The Clickables

What is Click Chemistry? Selective orthogonal labeling of peptides has been limited by the need to use thiol and amine groups in the target peptide to interact with maleimido, halo-acetyl and NHS-esters of the desired labeling molecule. When more than one thiol or amine is present in a specific peptide, it is difficult to get selective incorporation without using special protecting groups to minimize side reactions. Click chemistry is the popular term that describes a class of efficient and selective reactions that could be used to join molecules together rapidly and in high yield. These groups react - or “click”, achieving high selectivity under mild conditions. The Huisgen 1,3-dipolar cycloaddition,1 in particular the Cu(I)-catalyzed variant, is applied by Meldal2 for the solid phase synthesis of peptidotriazoles, and by Sharpless3 for the creation of covalent links between diverse building blocks. Click chemistry has been used in peptide cyclization, DNA-peptide conjugation, fluorescent dye labeling and surface immobilization of molecules. It has also been used in probing enzyme activities in cell lysates4 or visualizing biomolecules in fixed cells.5,6 Bertozzi7 reported a unique copper-free version of click chemistry to create biomolecular probes for in vivo studies of live mice.
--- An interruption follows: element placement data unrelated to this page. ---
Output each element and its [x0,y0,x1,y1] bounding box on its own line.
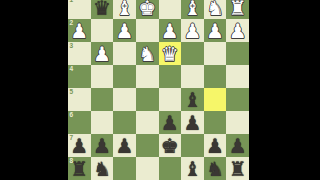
black-pawn[interactable]: ♟ [70,136,88,156]
square-a2[interactable]: ♟ [226,19,249,42]
square-h2[interactable]: 2♟ [68,19,91,42]
black-rook[interactable]: ♜ [229,159,247,179]
white-pawn[interactable]: ♟ [70,21,88,41]
square-h6[interactable]: 6 [68,111,91,134]
square-c6[interactable]: ♟ [181,111,204,134]
black-king[interactable]: ♚ [161,136,179,156]
square-c3[interactable] [181,42,204,65]
square-f3[interactable] [113,42,136,65]
white-pawn[interactable]: ♟ [206,21,224,41]
rank-label-4: 4 [70,66,74,73]
white-rook[interactable]: ♜ [229,0,247,18]
square-d3[interactable]: ♛ [159,42,182,65]
square-d5[interactable] [159,88,182,111]
white-pawn[interactable]: ♟ [93,44,111,64]
square-b4[interactable] [204,65,227,88]
square-a5[interactable] [226,88,249,111]
square-h8[interactable]: 8♜ [68,157,91,180]
square-e1[interactable]: ♚ [136,0,159,19]
rank-label-6: 6 [70,112,74,119]
square-g1[interactable]: ♛ [91,0,114,19]
black-pawn[interactable]: ♟ [229,136,247,156]
white-pawn[interactable]: ♟ [116,21,134,41]
black-bishop[interactable]: ♝ [183,90,201,110]
white-bishop[interactable]: ♝ [116,0,134,18]
black-knight[interactable]: ♞ [206,159,224,179]
square-e6[interactable] [136,111,159,134]
square-f5[interactable] [113,88,136,111]
square-h7[interactable]: 7♟ [68,134,91,157]
square-a7[interactable]: ♟ [226,134,249,157]
square-b3[interactable] [204,42,227,65]
white-knight[interactable]: ♞ [138,44,156,64]
square-e8[interactable] [136,157,159,180]
square-c7[interactable] [181,134,204,157]
black-rook[interactable]: ♜ [70,159,88,179]
black-pawn[interactable]: ♟ [161,113,179,133]
black-bishop[interactable]: ♝ [183,159,201,179]
square-f6[interactable] [113,111,136,134]
square-d6[interactable]: ♟ [159,111,182,134]
square-c2[interactable]: ♟ [181,19,204,42]
black-pawn[interactable]: ♟ [116,136,134,156]
square-b2[interactable]: ♟ [204,19,227,42]
square-b6[interactable] [204,111,227,134]
white-pawn[interactable]: ♟ [229,21,247,41]
black-pawn[interactable]: ♟ [93,136,111,156]
square-a4[interactable] [226,65,249,88]
square-a6[interactable] [226,111,249,134]
square-f8[interactable] [113,157,136,180]
square-e2[interactable] [136,19,159,42]
square-g4[interactable] [91,65,114,88]
square-h4[interactable]: 4 [68,65,91,88]
square-d4[interactable] [159,65,182,88]
white-pawn[interactable]: ♟ [161,21,179,41]
square-e3[interactable]: ♞ [136,42,159,65]
white-bishop[interactable]: ♝ [183,0,201,18]
square-f7[interactable]: ♟ [113,134,136,157]
letterbox-right [249,0,320,180]
chess-board: 1♛♝♚♝♞♜2♟♟♟♟♟♟3♟♞♛45♝6♟♟7♟♟♟♚♟♟8♜♞♝♞♜ [68,0,249,180]
letterbox-left [0,0,68,180]
rank-label-5: 5 [70,89,74,96]
black-queen[interactable]: ♛ [93,0,111,18]
square-g3[interactable]: ♟ [91,42,114,65]
square-h5[interactable]: 5 [68,88,91,111]
square-e7[interactable] [136,134,159,157]
square-g7[interactable]: ♟ [91,134,114,157]
rank-label-1: 1 [70,0,74,3]
square-g5[interactable] [91,88,114,111]
square-d2[interactable]: ♟ [159,19,182,42]
square-c4[interactable] [181,65,204,88]
black-pawn[interactable]: ♟ [206,136,224,156]
square-b7[interactable]: ♟ [204,134,227,157]
square-h1[interactable]: 1 [68,0,91,19]
white-knight[interactable]: ♞ [206,0,224,18]
square-g2[interactable] [91,19,114,42]
square-g8[interactable]: ♞ [91,157,114,180]
square-a3[interactable] [226,42,249,65]
square-f1[interactable]: ♝ [113,0,136,19]
square-d1[interactable] [159,0,182,19]
square-b1[interactable]: ♞ [204,0,227,19]
square-d7[interactable]: ♚ [159,134,182,157]
square-g6[interactable] [91,111,114,134]
black-knight[interactable]: ♞ [93,159,111,179]
square-h3[interactable]: 3 [68,42,91,65]
square-d8[interactable] [159,157,182,180]
square-a8[interactable]: ♜ [226,157,249,180]
screenshot-stage: 1♛♝♚♝♞♜2♟♟♟♟♟♟3♟♞♛45♝6♟♟7♟♟♟♚♟♟8♜♞♝♞♜ [0,0,320,180]
square-c5[interactable]: ♝ [181,88,204,111]
square-b5[interactable] [204,88,227,111]
black-pawn[interactable]: ♟ [183,113,201,133]
white-king[interactable]: ♚ [138,0,156,18]
square-e5[interactable] [136,88,159,111]
square-b8[interactable]: ♞ [204,157,227,180]
rank-label-3: 3 [70,43,74,50]
square-c8[interactable]: ♝ [181,157,204,180]
square-e4[interactable] [136,65,159,88]
square-f2[interactable]: ♟ [113,19,136,42]
white-pawn[interactable]: ♟ [183,21,201,41]
white-queen[interactable]: ♛ [161,44,179,64]
square-f4[interactable] [113,65,136,88]
square-c1[interactable]: ♝ [181,0,204,19]
square-a1[interactable]: ♜ [226,0,249,19]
1. Huisgen, 1,3-Dipolar Cycloaddition Chemistry, Vol. 1, (1984) p. 1.
2. Tornoe, et al., J Org Chem, 67, 3057 (2002).
3. Rostovtsev, et al., Angew Chem Int Ed, 41, 2596 (2002).
4. Speers, et al., J Am Chem Soc, 125, 4686 (2003).
5. Beatty, et al., Angew Chem Int Ed, 45, 7364 (2006).
6. Hsu, et al.., Proc Natl Acad Sci USA, 104, 2614 (2007).
7. Baskin, et al., Proc Natl Acad Sci USA, 104, 16793 (2007).